My favorite cup of coffee is the fresh cup I have about 3:30pm on Fridays, I make a pot enjoy the smell, pour a cup, take a sip and relax. This ritual clears my mind, as I jot down a few important tasks for the coming week. Plan, prepare, and put the past behind, every Friday at 4pm. Rebooting.
It has been a dull two weeks and yet a busy hard two weeks, my goal of posting a weekly learning experience faced a challenge during this period. I could tell you of remodel work that continues but at a much slower pace or a daughter’s distressed, teary call after a minor car accident 9 hours away from home, her first involving another vehicle.
There were countless meetings held at work and church, some for which I was better prepared and one that I personally scheduled only to forget. Had it not been for someone confirming the time I would have missed that meeting altogether. I struggled with multiple workouts, either not motivated, sore from the previous day, or just too distracted unable to mentally finish the long mile days. There was the 4 am weather alarm waking me from the one peaceful night’s sleep telling me of a predicted late afternoon blizzard that missed our dry parched area of the country altogether. The teacher at my house was left with a frown when the anticipated Monday snow day failed to materialize. That incorrect forecast caused some anxious rescheduling of some other important tasks, causing more tension in this two week period. Two weeks of second guessing every grain sale I made or didn’t make as the market behaved unpredictably. And there was the half day I spent coordinating with family members this year’s registration to the Chicago Marathon, on an over capacity, locked downed, unprepared web site.

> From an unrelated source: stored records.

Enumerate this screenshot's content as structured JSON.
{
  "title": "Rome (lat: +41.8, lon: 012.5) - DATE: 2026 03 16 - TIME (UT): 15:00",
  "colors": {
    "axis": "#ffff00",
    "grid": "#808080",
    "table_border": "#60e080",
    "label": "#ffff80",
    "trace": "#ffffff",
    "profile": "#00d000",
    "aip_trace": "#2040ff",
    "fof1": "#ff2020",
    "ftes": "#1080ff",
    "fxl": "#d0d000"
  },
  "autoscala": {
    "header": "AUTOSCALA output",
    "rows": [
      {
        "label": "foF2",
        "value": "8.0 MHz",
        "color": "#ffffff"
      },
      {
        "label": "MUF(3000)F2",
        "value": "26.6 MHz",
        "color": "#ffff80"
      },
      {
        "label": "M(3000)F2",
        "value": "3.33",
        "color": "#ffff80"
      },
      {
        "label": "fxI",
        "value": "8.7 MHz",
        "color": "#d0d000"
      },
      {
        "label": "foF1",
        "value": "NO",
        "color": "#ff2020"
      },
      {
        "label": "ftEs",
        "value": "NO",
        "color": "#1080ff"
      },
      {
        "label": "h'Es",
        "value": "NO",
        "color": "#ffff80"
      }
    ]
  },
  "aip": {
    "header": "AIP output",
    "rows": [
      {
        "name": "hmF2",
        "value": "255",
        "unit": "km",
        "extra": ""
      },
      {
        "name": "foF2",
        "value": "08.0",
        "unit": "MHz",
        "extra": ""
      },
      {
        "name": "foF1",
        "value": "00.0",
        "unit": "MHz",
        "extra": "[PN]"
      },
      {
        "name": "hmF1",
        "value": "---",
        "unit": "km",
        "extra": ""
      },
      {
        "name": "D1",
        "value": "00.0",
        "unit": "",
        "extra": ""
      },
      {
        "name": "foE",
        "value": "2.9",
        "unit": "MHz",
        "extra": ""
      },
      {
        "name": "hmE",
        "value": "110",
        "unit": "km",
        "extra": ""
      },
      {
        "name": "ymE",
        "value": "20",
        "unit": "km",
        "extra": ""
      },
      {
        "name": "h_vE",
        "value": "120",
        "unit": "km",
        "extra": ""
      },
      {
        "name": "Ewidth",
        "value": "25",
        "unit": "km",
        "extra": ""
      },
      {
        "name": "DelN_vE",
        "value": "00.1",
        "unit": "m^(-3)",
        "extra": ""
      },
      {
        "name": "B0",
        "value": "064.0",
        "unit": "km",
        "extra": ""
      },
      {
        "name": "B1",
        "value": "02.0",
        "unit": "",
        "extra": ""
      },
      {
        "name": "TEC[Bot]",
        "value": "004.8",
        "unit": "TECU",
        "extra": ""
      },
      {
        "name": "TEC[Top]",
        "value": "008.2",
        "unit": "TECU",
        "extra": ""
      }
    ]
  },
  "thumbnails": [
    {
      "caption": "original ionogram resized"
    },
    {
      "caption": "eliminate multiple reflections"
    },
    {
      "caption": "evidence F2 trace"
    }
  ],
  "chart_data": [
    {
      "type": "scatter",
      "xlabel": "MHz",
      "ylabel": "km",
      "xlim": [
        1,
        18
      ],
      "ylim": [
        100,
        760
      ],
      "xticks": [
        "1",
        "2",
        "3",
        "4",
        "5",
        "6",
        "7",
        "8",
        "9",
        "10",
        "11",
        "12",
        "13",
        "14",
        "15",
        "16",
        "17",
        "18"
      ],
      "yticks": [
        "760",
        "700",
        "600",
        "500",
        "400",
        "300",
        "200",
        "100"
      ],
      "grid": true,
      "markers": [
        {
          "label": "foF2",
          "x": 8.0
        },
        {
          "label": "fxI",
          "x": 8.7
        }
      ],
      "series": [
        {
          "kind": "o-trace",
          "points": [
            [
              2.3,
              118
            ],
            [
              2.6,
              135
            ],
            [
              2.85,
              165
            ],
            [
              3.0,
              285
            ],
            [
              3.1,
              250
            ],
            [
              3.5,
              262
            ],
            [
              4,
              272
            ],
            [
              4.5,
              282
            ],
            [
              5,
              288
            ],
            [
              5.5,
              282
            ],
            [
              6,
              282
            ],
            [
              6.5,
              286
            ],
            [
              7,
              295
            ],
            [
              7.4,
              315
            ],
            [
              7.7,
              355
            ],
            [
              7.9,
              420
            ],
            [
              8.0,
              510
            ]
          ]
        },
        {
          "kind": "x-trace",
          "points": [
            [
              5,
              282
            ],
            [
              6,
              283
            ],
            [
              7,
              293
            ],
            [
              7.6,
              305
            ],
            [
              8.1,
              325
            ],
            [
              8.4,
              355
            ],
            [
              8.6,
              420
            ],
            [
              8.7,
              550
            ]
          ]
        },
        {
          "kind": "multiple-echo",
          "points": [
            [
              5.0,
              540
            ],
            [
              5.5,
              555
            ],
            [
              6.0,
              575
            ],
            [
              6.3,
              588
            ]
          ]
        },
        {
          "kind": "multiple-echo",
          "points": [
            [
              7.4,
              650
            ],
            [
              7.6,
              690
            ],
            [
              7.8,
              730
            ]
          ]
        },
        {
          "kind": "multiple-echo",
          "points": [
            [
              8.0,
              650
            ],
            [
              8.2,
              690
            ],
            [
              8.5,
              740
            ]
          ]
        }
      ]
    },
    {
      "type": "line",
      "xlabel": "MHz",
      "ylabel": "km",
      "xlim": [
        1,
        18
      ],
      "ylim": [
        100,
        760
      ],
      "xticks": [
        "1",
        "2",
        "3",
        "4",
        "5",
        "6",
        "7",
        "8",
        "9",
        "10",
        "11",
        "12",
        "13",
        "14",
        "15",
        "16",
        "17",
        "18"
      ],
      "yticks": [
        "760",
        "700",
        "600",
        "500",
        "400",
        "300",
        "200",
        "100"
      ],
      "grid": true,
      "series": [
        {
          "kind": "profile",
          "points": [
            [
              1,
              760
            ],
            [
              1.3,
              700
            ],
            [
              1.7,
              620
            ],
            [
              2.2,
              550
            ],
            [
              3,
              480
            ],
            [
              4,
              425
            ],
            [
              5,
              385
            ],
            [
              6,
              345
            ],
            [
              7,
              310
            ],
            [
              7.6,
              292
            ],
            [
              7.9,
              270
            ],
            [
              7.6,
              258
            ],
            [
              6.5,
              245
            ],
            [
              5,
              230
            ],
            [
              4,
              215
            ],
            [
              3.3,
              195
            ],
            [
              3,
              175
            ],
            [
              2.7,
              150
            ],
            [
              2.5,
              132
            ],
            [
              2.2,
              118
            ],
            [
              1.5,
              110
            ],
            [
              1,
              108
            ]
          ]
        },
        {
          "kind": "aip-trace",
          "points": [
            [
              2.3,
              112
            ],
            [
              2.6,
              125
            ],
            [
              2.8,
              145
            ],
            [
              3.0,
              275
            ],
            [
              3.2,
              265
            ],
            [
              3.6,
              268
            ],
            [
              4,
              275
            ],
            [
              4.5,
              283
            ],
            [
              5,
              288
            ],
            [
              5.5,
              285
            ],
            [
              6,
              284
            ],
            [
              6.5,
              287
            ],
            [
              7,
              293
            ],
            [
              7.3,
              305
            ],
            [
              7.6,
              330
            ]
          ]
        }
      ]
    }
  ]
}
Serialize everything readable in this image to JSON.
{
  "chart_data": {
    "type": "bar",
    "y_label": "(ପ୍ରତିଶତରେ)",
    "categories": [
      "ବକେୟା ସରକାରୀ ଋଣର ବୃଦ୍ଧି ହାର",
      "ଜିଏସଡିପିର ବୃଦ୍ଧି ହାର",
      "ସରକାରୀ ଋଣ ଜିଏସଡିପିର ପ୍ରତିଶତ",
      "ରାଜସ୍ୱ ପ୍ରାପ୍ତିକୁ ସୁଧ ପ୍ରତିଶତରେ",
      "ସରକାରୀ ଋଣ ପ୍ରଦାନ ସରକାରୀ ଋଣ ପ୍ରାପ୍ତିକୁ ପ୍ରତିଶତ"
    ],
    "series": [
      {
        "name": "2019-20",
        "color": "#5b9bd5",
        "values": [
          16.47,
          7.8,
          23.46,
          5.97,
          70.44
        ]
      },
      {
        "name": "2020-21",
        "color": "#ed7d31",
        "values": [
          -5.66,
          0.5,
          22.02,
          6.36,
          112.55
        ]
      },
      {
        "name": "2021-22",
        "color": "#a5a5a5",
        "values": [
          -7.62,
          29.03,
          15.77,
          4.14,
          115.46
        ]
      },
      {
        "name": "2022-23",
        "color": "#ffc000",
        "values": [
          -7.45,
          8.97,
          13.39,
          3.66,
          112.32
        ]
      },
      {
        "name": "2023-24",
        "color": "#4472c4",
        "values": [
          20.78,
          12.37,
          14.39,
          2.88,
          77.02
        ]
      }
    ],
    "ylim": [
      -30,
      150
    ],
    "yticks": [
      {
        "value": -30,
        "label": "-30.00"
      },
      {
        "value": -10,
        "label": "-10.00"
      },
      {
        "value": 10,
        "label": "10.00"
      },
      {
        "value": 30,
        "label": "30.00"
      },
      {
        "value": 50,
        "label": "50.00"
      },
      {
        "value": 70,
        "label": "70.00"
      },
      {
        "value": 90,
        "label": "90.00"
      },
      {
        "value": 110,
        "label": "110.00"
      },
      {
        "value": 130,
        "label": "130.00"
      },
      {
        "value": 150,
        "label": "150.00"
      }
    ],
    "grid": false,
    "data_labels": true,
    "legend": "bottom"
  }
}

Yesterday there was a board meeting that had its challenges. Then last night I stopped my expected 10 mile run at 2.74 miles a distance I take for granted anymore. A run that should be easy, knees hurt, breathing not steady, mind wasn’t clear, I was done. A short jog finished me. Like the Chicago Marathon web site I crashed. For my computer you just flip the switch and reboot, clear the memory, reenergize the circuits and start over. On a bad day that process takes just a few minutes, but never longer than it takes for me to fix a pot of coffee, pour that first cup, and take a sip.
Two weeks of no big issues, two weeks of buffeting, two weeks of being tired, two weeks very similar to my 5 day a week treadmill habit, running fast yet going nowhere. No disasters, a few sore muscles, nobody really hurt, a few bruises emotionally and mentally but none physically. A hard two weeks but not as hard as some people had. It is Friday afternoon time to reboot.
So what great proverbs do I have for my two weeks of absence?
1. Some minor accidents are, some important meetings are not, serious workouts should never be, and acting on an errant forecast will be.
2. There is information we don’t need, particularly at 4 am.
3. Don’t let the weatherman decide for you between preparing lesson plans or not.
4. Tasks dependent on the unprepared will be difficult to accomplish
5. “have you tried rebooting?” those IT guys do know something.